In the arbor, the vigor of the vine is restrained,
held at blade edge, but always breathing,

waiting for a blink, a lapse, a slumber. Who
comes here for quiet hears also those lungs,

root-hidden. Who comes here for stillness
steals it between one pulse beat and the next.



Window Dressing

Pulse has no more say. There are only grooves and fittings,
and so she twists and bends the body to do her bidding
a while longer - blows air into the painted mouth

and wedges deep in the coiled ear a few desires to keep
the hinged whole oiled, poised for that thing that will surely
happen next, if only she can wait long enough.
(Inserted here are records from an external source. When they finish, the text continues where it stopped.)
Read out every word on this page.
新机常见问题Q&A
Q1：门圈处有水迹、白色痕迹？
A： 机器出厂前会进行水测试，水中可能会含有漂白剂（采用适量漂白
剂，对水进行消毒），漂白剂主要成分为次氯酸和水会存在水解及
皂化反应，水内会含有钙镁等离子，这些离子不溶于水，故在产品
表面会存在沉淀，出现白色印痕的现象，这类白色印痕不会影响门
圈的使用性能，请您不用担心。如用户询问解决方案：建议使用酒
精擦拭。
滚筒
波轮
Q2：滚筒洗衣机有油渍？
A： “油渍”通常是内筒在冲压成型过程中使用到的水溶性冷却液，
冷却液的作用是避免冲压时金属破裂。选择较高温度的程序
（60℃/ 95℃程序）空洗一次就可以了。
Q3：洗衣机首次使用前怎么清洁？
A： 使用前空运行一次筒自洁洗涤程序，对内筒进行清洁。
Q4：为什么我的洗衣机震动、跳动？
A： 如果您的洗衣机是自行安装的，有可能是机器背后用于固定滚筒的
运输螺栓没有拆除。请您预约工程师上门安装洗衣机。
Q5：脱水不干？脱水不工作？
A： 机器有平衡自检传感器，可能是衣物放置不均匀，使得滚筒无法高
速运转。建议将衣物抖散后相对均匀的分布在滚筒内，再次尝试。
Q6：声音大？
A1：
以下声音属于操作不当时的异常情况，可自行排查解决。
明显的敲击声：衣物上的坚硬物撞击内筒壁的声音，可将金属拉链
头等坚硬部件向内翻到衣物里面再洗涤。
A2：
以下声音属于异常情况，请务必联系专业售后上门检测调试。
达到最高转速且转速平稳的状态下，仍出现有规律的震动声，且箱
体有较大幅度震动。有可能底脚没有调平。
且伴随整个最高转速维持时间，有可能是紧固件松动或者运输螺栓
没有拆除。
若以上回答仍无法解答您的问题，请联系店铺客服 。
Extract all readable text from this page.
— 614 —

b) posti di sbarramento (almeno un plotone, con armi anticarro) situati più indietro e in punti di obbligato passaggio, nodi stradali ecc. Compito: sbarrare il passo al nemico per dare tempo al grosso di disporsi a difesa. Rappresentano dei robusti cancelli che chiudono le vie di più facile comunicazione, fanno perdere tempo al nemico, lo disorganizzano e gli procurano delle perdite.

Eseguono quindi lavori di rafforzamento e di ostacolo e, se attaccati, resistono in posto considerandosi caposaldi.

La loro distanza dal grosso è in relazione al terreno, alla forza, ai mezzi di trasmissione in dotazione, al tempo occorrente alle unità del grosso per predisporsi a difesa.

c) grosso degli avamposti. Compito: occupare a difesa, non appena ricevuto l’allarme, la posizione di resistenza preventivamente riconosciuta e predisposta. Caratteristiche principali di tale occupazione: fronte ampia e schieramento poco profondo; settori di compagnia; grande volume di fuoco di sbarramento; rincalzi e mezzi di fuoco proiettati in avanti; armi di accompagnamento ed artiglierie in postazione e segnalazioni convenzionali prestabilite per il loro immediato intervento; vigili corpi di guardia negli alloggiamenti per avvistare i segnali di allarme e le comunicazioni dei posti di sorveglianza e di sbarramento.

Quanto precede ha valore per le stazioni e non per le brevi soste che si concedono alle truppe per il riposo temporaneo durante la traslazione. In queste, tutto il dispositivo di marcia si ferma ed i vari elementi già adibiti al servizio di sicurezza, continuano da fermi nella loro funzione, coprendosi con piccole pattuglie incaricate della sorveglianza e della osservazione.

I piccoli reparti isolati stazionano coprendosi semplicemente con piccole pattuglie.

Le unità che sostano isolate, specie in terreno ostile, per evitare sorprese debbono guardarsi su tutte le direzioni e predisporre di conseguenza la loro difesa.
She is

window-ready, hands aloft, just as though there were really
someone to fit beneath the curved fingers, nails lacquered
red to throb blood-thoughts through all that white. Yes, she will

have this dance, then another and another. Before the glass,
a buzzing dark the only sentry, juncture and coupling do not
yet fail. For now, even the tricked-out soul swivels and obeys.